Hollywood's moral code in the fifties meant that sex comedies, in the sense that we would understand the term today, did not exist. `Sophisticated' comedies about divorce and adultery, with all the action taking place strictly offstage, were about as close as anyone ever got. This film is a typical example of that style of filmmaking. It is set in Manhattan during a summer heatwave. The leading male character, Richard Sherman, has sent his wife and son to escape to the cooler mountains of New England, but he himself has to remain in town, as July is a busy time at the publishing firm for which he works. The flat above his has been rented by an attractive young model, whose name we never actually learn. When Sherman meets her he spends most of his time in attempts to seduce her, interspersed with panic attacks at the thought of his wife finding out.
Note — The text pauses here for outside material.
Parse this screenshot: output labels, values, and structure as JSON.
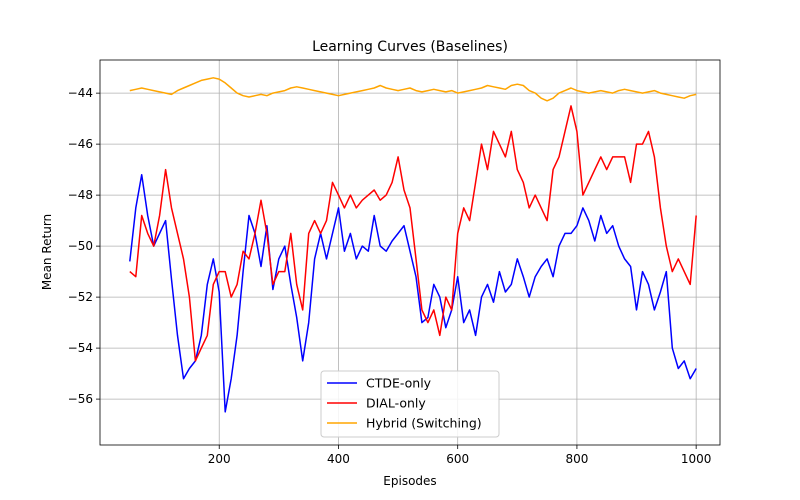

With its small cast of characters and action largely confined to a single flat, it clearly betrays its origins as a stage play. I have never seen the play on which it is based, but I was interested to learn that the play is actually more explicit in that the two main characters do have a sexual relationship. The theatre of this period was clearly more liberal about sexual matters than the cinema, in America at least. (In Britain the Lord Chamberlain's Office, which governed theatrical censorship, was quite as puritanical as its cinematic equivalent, the British Board of Film Censors). Despite this change of emphasis, the filmed version works well in its own right. Sherman becomes less a middle-aged lecher than a middle-aged fantasist. He fantasises about women, not because he wants to sleep with them (his fantasies generally end with him fighting the woman off amid protestations that he is a happily married man) but because his ego gets a boost from the thought that he is handsome, charming and irresistible. He pursues Marilyn Monroe's character not because he has any cause for dissatisfaction with his wife or any serious thoughts about divorce but because, approaching his fortieth birthday, he needs reassurance that he is still attractive to women.

Although Tom Ewell is witty and amusing as Sherman, it is Marilyn Monroe who steals the film (as she normally did). Now, this may seem like heresy to many, but Marilyn was not the most beautiful woman ever. She was not even the most beautiful actress of the fifties; several others such as Audrey Hepburn, Grace Kelly, Elizabeth Taylor or Brigitte Bardot had more classically perfect features. What Monroe could do like no other actress of her time (and like very few who have come since) was to combine sex appeal with wide-eyed innocence. Her character in this movie is a fine example of this. Sherman falls for her precisely because she is not only pretty but also young and naïve; the sort of girl her can exercise his charms on without creating any real threat to his marriage. This is a film about flirtation, not about serious, long-term relationships, so it does not matter that the girl is the typical Hollywood `dumb blonde'. Monroe was perfect for the role; if virtually any other actress had been cast in it (including any of those mentioned above) the result would have been a very different film. There are also some amusing cameo roles from Oskar Homolka, as a Germanic psychiatrist, from Robert Strauss as the loud, pushy janitor and from Donald MacBride as Sherman's cynical boss.

Although the film must originally have seemed sophisticated and daring, fifty years later it is somewhat dated and now seems tame and lightweight. Even the famous scene where Marilyn Monroe stands above the subway grating is much less revealing than popular legend or the film's reputation might have you believe. When I say that a film is `dated', I do not necessarily mean that one cannot today watch it with pleasure, but rather that it is an example of an older style of filmmaking that it would not be possible to recreate today. (Indeed, a film of this type would probably have been impossible at any period after the mid-sixties). There is still much in `The Seven Year Itch' that is worth watching, but it no longer seems as fresh or as funny as it probably did when it was first released. It has not lasted as well as Monroe's other famous collaboration with Billy Wilder, `Some Like It Hot'. 6/10.